4. Adjust Your Sleep Schedule to your MCAT
One of the most important things a successful MCAT test taker will do is adjust their sleep schedule around their MCAT study schedule. For example, if you are taking the 7:30am exam, get in the habit of waking up early and starting your practice tests at the same time to train your brain to be alert and ready for test day. Or, if you’re a 3pm test taker, set later alarms so you can feel comfortable staying awake and sharp well into the evening.
Regardless of your time slot, be sure to tailor your circadian rhythm to the schedule of your upcoming MCAT exam. Whether that means going to bed earlier or later, start working on this at least 2 weeks in advance of your actual MCAT to ensure you don’t feel sleepy or uncomfortable on test day. Put your best foot forward to earn your best score!

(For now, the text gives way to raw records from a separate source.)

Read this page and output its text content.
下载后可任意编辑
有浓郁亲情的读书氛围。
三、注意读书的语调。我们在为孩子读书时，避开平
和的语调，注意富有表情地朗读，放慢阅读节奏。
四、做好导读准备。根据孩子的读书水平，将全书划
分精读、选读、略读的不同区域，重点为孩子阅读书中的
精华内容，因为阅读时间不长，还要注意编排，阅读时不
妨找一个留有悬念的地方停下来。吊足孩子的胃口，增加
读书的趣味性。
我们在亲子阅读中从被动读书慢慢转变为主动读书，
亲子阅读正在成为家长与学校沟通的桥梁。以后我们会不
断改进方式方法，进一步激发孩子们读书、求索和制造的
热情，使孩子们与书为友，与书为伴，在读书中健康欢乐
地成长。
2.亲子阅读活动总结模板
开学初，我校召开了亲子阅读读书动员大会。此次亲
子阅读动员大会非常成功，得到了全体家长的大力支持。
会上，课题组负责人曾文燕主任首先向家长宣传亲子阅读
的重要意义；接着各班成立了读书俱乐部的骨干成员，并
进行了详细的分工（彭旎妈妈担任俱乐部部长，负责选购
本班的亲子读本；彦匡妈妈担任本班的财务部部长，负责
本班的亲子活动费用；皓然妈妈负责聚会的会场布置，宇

5. Take Breaks and Days Off
Though you may feel the need to study all day, every day to learn every detail that is fair game for the MCAT, it is necessary to take breaks and schedule days off in your study plan. At the very least, take one afternoon off. Excessive studying can lead to burnout, which will harm your score more than it will help it. Studying for the MCAT can be fun, especially once you start to see the fruits of your labor pay off in increased practice scores. But studying for the MCAT can feel like a chore if it’s all that you do, all of the time. Taking breaks or days off allows you to have a moment for yourself and come back refreshed and ready to get right back into it.
This exam requires serious dedication and commitment, but be sure to find time for the things that make you happy and keep you motivated. Training your mind for the MCAT is like training your muscles at the gym–rest days are essential for growth!
#Bonus Genius Test Day Tip: Take Your Breaks and Grab Some Snacks!
In between grueling blocks of biochemistry questions and CARS passages, test-takers are allowed 3 breaks–two 10-minute breaks and one 30-minute break. Although you may want to work through your breaks and finish earlier, taking the time to decompress in between blocks can serve to refocus your attention and ultimately help boost your score. Stand up and stretch your legs! A quick walk around your testing center will provide some physical and mental space between you and your last block, leaving you re-energized to return for the next portion of the exam. This can be especially helpful if you found the previous section of the MCAT particularly challenging and want to refresh yourself to give the following section your very best when you sit back down.
Your MCAT test day breaks are also a great opportunity to boost your mood and refuel for the passages and questions to come. Pack some of your favorite healthy power snacks to bring some fun and joy into your testing experience and keep you motivated throughout these difficult 7.5 hours. Your brain will thank you!
With the application of these genius MCAT study and test day tips, you can maximize your MCAT preparation and ultimately, your score.